Nonetheless, bufotenine was first chemically identified in these toads, ergo the name. Toads of both the Bufo and Osteocephalus genera concentrate bufotenine in their salivary secretions and in their eggs, which serves as protection from predation, presumably because eating either the toad or their eggs produces adverse effects in predators.

The reports of such impressive effects of frog juice on mammals make the Horseracing Integrity and Safety Authority’s classification of this substance in the S0 (banned at all times) category no mystery.

However, as the substance is both endogenously produced in the animal and readily consumed as a component of hay, the proposed screening limit, identical to that of the International Federation of Horseracing Authorities at 10 micrograms per milliliter in urine, is appropriate. Inappropriate, however, is the lack of a matching plasma screening limit.

In studies in mammals to date, most were unable to find bufotenine in blood, owing to the lack of sensitivity of the methods employed. Horse racing laboratories are considerably more proficient at detecting low levels of substances than the laboratories that conducted these previous studies.

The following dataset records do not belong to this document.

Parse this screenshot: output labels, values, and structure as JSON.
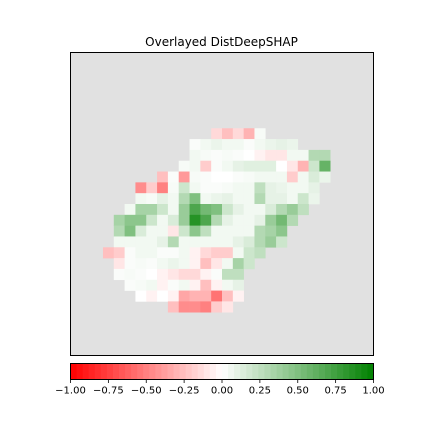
{
  "chart_data": {
    "type": "heatmap",
    "title": "Overlayed DistDeepSHAP",
    "xlabel": "",
    "ylabel": "",
    "grid_size": [
      28,
      28
    ],
    "background_color": "#e1e1e1",
    "colormap": [
      "#ff0000",
      "#ffffff",
      "#008000"
    ],
    "colorbar": {
      "orientation": "horizontal",
      "position": "bottom",
      "range": [
        -1.0,
        1.0
      ],
      "ticks": [
        -1.0,
        -0.75,
        -0.5,
        -0.25,
        0.0,
        0.25,
        0.5,
        0.75,
        1.0
      ],
      "tick_labels": [
        "−1.00",
        "−0.75",
        "−0.50",
        "−0.25",
        "0.00",
        "0.25",
        "0.50",
        "0.75",
        "1.00"
      ]
    },
    "cells": [
      [
        7,
        13,
        -0.15
      ],
      [
        7,
        14,
        -0.25
      ],
      [
        7,
        15,
        -0.15
      ],
      [
        7,
        16,
        -0.3
      ],
      [
        7,
        17,
        0.03
      ],
      [
        8,
        11,
        0.02
      ],
      [
        8,
        12,
        0.05
      ],
      [
        8,
        13,
        0.08
      ],
      [
        8,
        14,
        0.05
      ],
      [
        8,
        15,
        0.05
      ],
      [
        8,
        16,
        0.02
      ],
      [
        8,
        17,
        0.05
      ],
      [
        8,
        18,
        0.08
      ],
      [
        8,
        19,
        0.1
      ],
      [
        8,
        20,
        0.08
      ],
      [
        9,
        11,
        0.05
      ],
      [
        9,
        12,
        0.03
      ],
      [
        9,
        13,
        0.02
      ],
      [
        9,
        14,
        0.03
      ],
      [
        9,
        15,
        0.02
      ],
      [
        9,
        16,
        0.0
      ],
      [
        9,
        17,
        -0.05
      ],
      [
        9,
        18,
        -0.1
      ],
      [
        9,
        19,
        -0.1
      ],
      [
        9,
        20,
        0.05
      ],
      [
        9,
        21,
        0.05
      ],
      [
        9,
        22,
        0.3
      ],
      [
        9,
        23,
        0.3
      ],
      [
        10,
        10,
        0.03
      ],
      [
        10,
        11,
        0.05
      ],
      [
        10,
        12,
        -0.2
      ],
      [
        10,
        13,
        0.02
      ],
      [
        10,
        14,
        0.05
      ],
      [
        10,
        15,
        0.1
      ],
      [
        10,
        16,
        0.12
      ],
      [
        10,
        17,
        0.12
      ],
      [
        10,
        18,
        0.12
      ],
      [
        10,
        19,
        0.0
      ],
      [
        10,
        20,
        -0.1
      ],
      [
        10,
        21,
        -0.3
      ],
      [
        10,
        22,
        0.2
      ],
      [
        10,
        23,
        0.6
      ],
      [
        11,
        8,
        -0.25
      ],
      [
        11,
        9,
        0.02
      ],
      [
        11,
        10,
        -0.4
      ],
      [
        11,
        11,
        0.03
      ],
      [
        11,
        12,
        0.02
      ],
      [
        11,
        13,
        0.0
      ],
      [
        11,
        14,
        0.0
      ],
      [
        11,
        15,
        0.02
      ],
      [
        11,
        16,
        0.03
      ],
      [
        11,
        17,
        0.05
      ],
      [
        11,
        18,
        0.05
      ],
      [
        11,
        19,
        0.05
      ],
      [
        11,
        20,
        -0.2
      ],
      [
        11,
        21,
        0.05
      ],
      [
        11,
        22,
        0.15
      ],
      [
        11,
        23,
        0.08
      ],
      [
        12,
        6,
        -0.45
      ],
      [
        12,
        7,
        -0.2
      ],
      [
        12,
        8,
        -0.5
      ],
      [
        12,
        9,
        0.03
      ],
      [
        12,
        10,
        0.2
      ],
      [
        12,
        11,
        0.05
      ],
      [
        12,
        12,
        0.02
      ],
      [
        12,
        13,
        0.02
      ],
      [
        12,
        14,
        0.03
      ],
      [
        12,
        15,
        0.05
      ],
      [
        12,
        16,
        0.05
      ],
      [
        12,
        17,
        0.25
      ],
      [
        12,
        18,
        0.1
      ],
      [
        12,
        19,
        0.08
      ],
      [
        12,
        20,
        0.05
      ],
      [
        12,
        21,
        0.05
      ],
      [
        12,
        22,
        0.1
      ],
      [
        13,
        6,
        0.05
      ],
      [
        13,
        7,
        0.03
      ],
      [
        13,
        8,
        0.1
      ],
      [
        13,
        9,
        0.05
      ],
      [
        13,
        10,
        0.3
      ],
      [
        13,
        11,
        0.5
      ],
      [
        13,
        12,
        0.05
      ],
      [
        13,
        13,
        0.08
      ],
      [
        13,
        14,
        0.1
      ],
      [
        13,
        15,
        0.05
      ],
      [
        13,
        16,
        0.05
      ],
      [
        13,
        17,
        0.3
      ],
      [
        13,
        18,
        0.1
      ],
      [
        13,
        19,
        0.1
      ],
      [
        13,
        20,
        0.05
      ],
      [
        13,
        21,
        0.2
      ],
      [
        13,
        22,
        0.08
      ],
      [
        14,
        5,
        0.05
      ],
      [
        14,
        6,
        0.35
      ],
      [
        14,
        7,
        0.35
      ],
      [
        14,
        8,
        0.2
      ],
      [
        14,
        9,
        0.05
      ],
      [
        14,
        10,
        0.4
      ],
      [
        14,
        11,
        0.7
      ],
      [
        14,
        12,
        0.55
      ],
      [
        14,
        13,
        0.5
      ],
      [
        14,
        14,
        0.2
      ],
      [
        14,
        15,
        0.1
      ],
      [
        14,
        16,
        0.05
      ],
      [
        14,
        17,
        0.05
      ],
      [
        14,
        18,
        0.15
      ],
      [
        14,
        19,
        0.3
      ],
      [
        14,
        20,
        0.4
      ],
      [
        14,
        21,
        0.25
      ],
      [
        15,
        4,
        0.35
      ],
      [
        15,
        5,
        0.45
      ],
      [
        15,
        6,
        0.45
      ],
      [
        15,
        7,
        0.2
      ],
      [
        15,
        8,
        0.05
      ],
      [
        15,
        9,
        0.15
      ],
      [
        15,
        10,
        0.4
      ],
      [
        15,
        11,
        0.85
      ],
      [
        15,
        12,
        0.7
      ],
      [
        15,
        13,
        0.3
      ],
      [
        15,
        14,
        0.1
      ],
      [
        15,
        15,
        0.05
      ],
      [
        15,
        16,
        0.05
      ],
      [
        15,
        17,
        0.1
      ],
      [
        15,
        18,
        0.4
      ],
      [
        15,
        19,
        0.55
      ],
      [
        15,
        20,
        0.3
      ],
      [
        16,
        4,
        0.3
      ],
      [
        16,
        5,
        0.5
      ],
      [
        16,
        6,
        0.15
      ],
      [
        16,
        7,
        0.05
      ],
      [
        16,
        8,
        0.05
      ],
      [
        16,
        9,
        -0.1
      ],
      [
        16,
        10,
        0.2
      ],
      [
        16,
        11,
        0.45
      ],
      [
        16,
        12,
        0.25
      ],
      [
        16,
        13,
        0.05
      ],
      [
        16,
        14,
        0.05
      ],
      [
        16,
        15,
        0.05
      ],
      [
        16,
        16,
        0.05
      ],
      [
        16,
        17,
        0.3
      ],
      [
        16,
        18,
        0.35
      ],
      [
        16,
        19,
        0.45
      ],
      [
        17,
        4,
        0.05
      ],
      [
        17,
        5,
        0.05
      ],
      [
        17,
        6,
        0.05
      ],
      [
        17,
        7,
        0.05
      ],
      [
        17,
        8,
        0.1
      ],
      [
        17,
        9,
        0.3
      ],
      [
        17,
        10,
        0.05
      ],
      [
        17,
        11,
        0.05
      ],
      [
        17,
        12,
        0.05
      ],
      [
        17,
        13,
        0.05
      ],
      [
        17,
        14,
        0.05
      ],
      [
        17,
        15,
        0.1
      ],
      [
        17,
        16,
        0.15
      ],
      [
        17,
        17,
        0.3
      ],
      [
        17,
        18,
        0.4
      ],
      [
        17,
        19,
        0.2
      ],
      [
        18,
        3,
        -0.25
      ],
      [
        18,
        4,
        -0.2
      ],
      [
        18,
        5,
        0.02
      ],
      [
        18,
        6,
        0.05
      ],
      [
        18,
        7,
        0.05
      ],
      [
        18,
        8,
        0.02
      ],
      [
        18,
        9,
        0.02
      ],
      [
        18,
        10,
        0.05
      ],
      [
        18,
        11,
        -0.05
      ],
      [
        18,
        12,
        -0.15
      ],
      [
        18,
        13,
        -0.2
      ],
      [
        18,
        14,
        -0.2
      ],
      [
        18,
        15,
        0.05
      ],
      [
        18,
        16,
        0.2
      ],
      [
        18,
        17,
        0.25
      ],
      [
        19,
        4,
        -0.1
      ],
      [
        19,
        5,
        0.02
      ],
      [
        19,
        6,
        0.03
      ],
      [
        19,
        7,
        0.02
      ],
      [
        19,
        8,
        0.05
      ],
      [
        19,
        9,
        0.08
      ],
      [
        19,
        10,
        0.05
      ],
      [
        19,
        11,
        -0.05
      ],
      [
        19,
        12,
        -0.25
      ],
      [
        19,
        13,
        -0.1
      ],
      [
        19,
        14,
        0.05
      ],
      [
        19,
        15,
        0.35
      ],
      [
        19,
        16,
        0.2
      ],
      [
        20,
        4,
        0.02
      ],
      [
        20,
        5,
        0.03
      ],
      [
        20,
        6,
        0.02
      ],
      [
        20,
        7,
        0.0
      ],
      [
        20,
        8,
        -0.05
      ],
      [
        20,
        9,
        -0.1
      ],
      [
        20,
        10,
        -0.15
      ],
      [
        20,
        11,
        -0.15
      ],
      [
        20,
        12,
        -0.05
      ],
      [
        20,
        13,
        0.02
      ],
      [
        20,
        14,
        0.25
      ],
      [
        20,
        15,
        0.25
      ],
      [
        21,
        5,
        0.02
      ],
      [
        21,
        6,
        0.03
      ],
      [
        21,
        7,
        0.05
      ],
      [
        21,
        8,
        -0.05
      ],
      [
        21,
        9,
        0.02
      ],
      [
        21,
        10,
        0.05
      ],
      [
        21,
        11,
        -0.05
      ],
      [
        21,
        12,
        -0.25
      ],
      [
        21,
        13,
        -0.05
      ],
      [
        21,
        14,
        0.05
      ],
      [
        21,
        15,
        0.1
      ],
      [
        22,
        6,
        0.0
      ],
      [
        22,
        7,
        -0.05
      ],
      [
        22,
        8,
        0.0
      ],
      [
        22,
        9,
        -0.05
      ],
      [
        22,
        10,
        -0.35
      ],
      [
        22,
        11,
        -0.3
      ],
      [
        22,
        12,
        -0.3
      ],
      [
        22,
        13,
        -0.55
      ],
      [
        22,
        14,
        -0.25
      ],
      [
        22,
        15,
        -0.05
      ],
      [
        23,
        9,
        -0.25
      ],
      [
        23,
        10,
        -0.45
      ],
      [
        23,
        11,
        -0.45
      ],
      [
        23,
        12,
        -0.5
      ],
      [
        23,
        13,
        -0.2
      ],
      [
        23,
        14,
        -0.1
      ]
    ]
  }
}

This urine screening limit without a corresponding plasma/serum limit makes the penalizing limit of detection identifications in blood an arbitrary line. In the few human studies in which blood concentrations were reported, they range from 22 picograms per milliliter to 40 nanograms per milliliter (ng/mL), with the majority of samples below the limit of detection of the respective laboratories.

Unfortunately, restricting intake of all but hay, oats and water to horses is not as simple as it sounds.

The recent cluster of bufotenine positives in Pennsylvania in Standardbred and Thoroughbred racing, below the international threshold in urine in some cases and below the 40 ng/mL shown to be an endogenous level in human blood, underscores the problem with the current sensitivity of testing. American racing commissions have been slow to identify this problem with the limit of detection of endogenous and environmental substances, and it appears that HISA is not going to improve this inherently arbitrary regulation.